Wikipedia defines Global Tactical Asset Allocation, or GTAA, as a top-down investment strategy that attempts to exploit short-term mis-pricings among a global set of assets. The strategy focuses on general movements in the market rather than on performance of individual securities.
Hedge funds and asset allocation
GTAA is believed to be derived from, and share some characteristics of, global macro hedge funds and tactical asset allocation (TAA). Global macro hedge funds, like GTAA, seek to profit from taking positions in major world equity, bond or currency markets. However, the two differ in the fact that global macro has been characterized by large, undiversified bets, while modern GTAA strategies are generally well-diversified and operate with risk controls. TAA decisions undertaken by managers of multi-asset funds, like GTAA decisions, are intended to enhance investment outcomes by overweighting and underweighting asset classes based on their expected performance over relatively short time periods (usually 3–6 months). While TAA, within multi-asset funds, is restricted to the asset classes contained in the fund’s strategic asset allocation, GTAA strategies enjoys the privilege of accessing a broader opportunity set.

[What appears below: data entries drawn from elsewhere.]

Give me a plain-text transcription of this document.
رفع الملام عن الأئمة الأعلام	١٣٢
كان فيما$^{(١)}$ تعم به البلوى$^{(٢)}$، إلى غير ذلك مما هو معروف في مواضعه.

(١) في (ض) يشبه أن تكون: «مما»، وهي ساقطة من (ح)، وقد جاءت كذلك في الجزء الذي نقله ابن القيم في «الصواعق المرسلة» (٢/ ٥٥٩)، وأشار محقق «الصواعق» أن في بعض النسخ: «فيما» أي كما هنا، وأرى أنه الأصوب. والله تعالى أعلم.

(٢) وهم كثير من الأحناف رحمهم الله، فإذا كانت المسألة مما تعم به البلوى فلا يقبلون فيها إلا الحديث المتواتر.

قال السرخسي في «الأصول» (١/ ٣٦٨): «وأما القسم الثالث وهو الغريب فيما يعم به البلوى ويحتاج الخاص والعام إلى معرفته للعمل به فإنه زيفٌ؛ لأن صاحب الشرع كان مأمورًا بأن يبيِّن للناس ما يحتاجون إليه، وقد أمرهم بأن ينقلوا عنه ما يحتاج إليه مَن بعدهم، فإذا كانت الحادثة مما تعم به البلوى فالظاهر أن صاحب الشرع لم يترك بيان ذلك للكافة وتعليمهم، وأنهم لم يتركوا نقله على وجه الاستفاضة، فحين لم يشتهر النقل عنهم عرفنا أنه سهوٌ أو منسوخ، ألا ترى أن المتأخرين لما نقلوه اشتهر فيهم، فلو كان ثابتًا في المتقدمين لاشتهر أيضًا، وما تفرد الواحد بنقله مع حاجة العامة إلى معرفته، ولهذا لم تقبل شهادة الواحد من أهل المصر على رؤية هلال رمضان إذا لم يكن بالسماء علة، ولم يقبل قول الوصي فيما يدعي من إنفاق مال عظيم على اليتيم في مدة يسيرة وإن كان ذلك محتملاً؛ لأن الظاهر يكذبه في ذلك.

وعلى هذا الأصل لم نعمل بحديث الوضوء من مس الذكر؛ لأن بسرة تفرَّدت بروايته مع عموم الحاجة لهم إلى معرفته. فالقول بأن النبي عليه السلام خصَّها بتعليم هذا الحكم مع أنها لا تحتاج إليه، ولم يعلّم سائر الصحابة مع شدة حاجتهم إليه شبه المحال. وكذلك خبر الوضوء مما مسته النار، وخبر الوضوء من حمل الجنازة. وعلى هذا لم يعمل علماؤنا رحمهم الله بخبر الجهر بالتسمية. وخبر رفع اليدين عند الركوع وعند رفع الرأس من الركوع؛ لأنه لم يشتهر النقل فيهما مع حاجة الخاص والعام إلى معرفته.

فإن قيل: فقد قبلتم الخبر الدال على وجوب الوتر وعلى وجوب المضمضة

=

The modern global tactical asset allocation program is composed of two separate strategies: strategic rebalancing and overlay. The strategic rebalancing element of GTAA program is designed to remove any unintentional asset allocation risk which can be caused by various factors, including: drift risk, which occurs when the value of underlying portfolio holdings moves away from the strategic benchmark due to differences in asset class returns, due to changes in asset valuation, cash holdings, currency deviations from stock selection, unintentional country deviations within underlying stock/bond portfolios, manager of benchmark transitions, and contributions to and redemptions from the portfolio1. The overlay element of GTAA program is designed to capture excess return through intentional, opportunistic, long and short positions in asset classes and countries. The GTAA strategy can be viewed as making two major types of decisions: The first type is asset class timing, including stocks vs. bonds vs. cash, small cap vs. large cap stocks, value vs. growth stocks, emerging vs. developed stocks and bonds, etc. This kind of decision making is often referred to as TAA. The second type of decision is known as country or sector decisions within asset classes, including country selection in developed and emerging equity, as well as fixed income and currency markets. These are the global relative-value decisions which give meaning to the “G” in GTAA and distinguish the strategy from traditional market timing.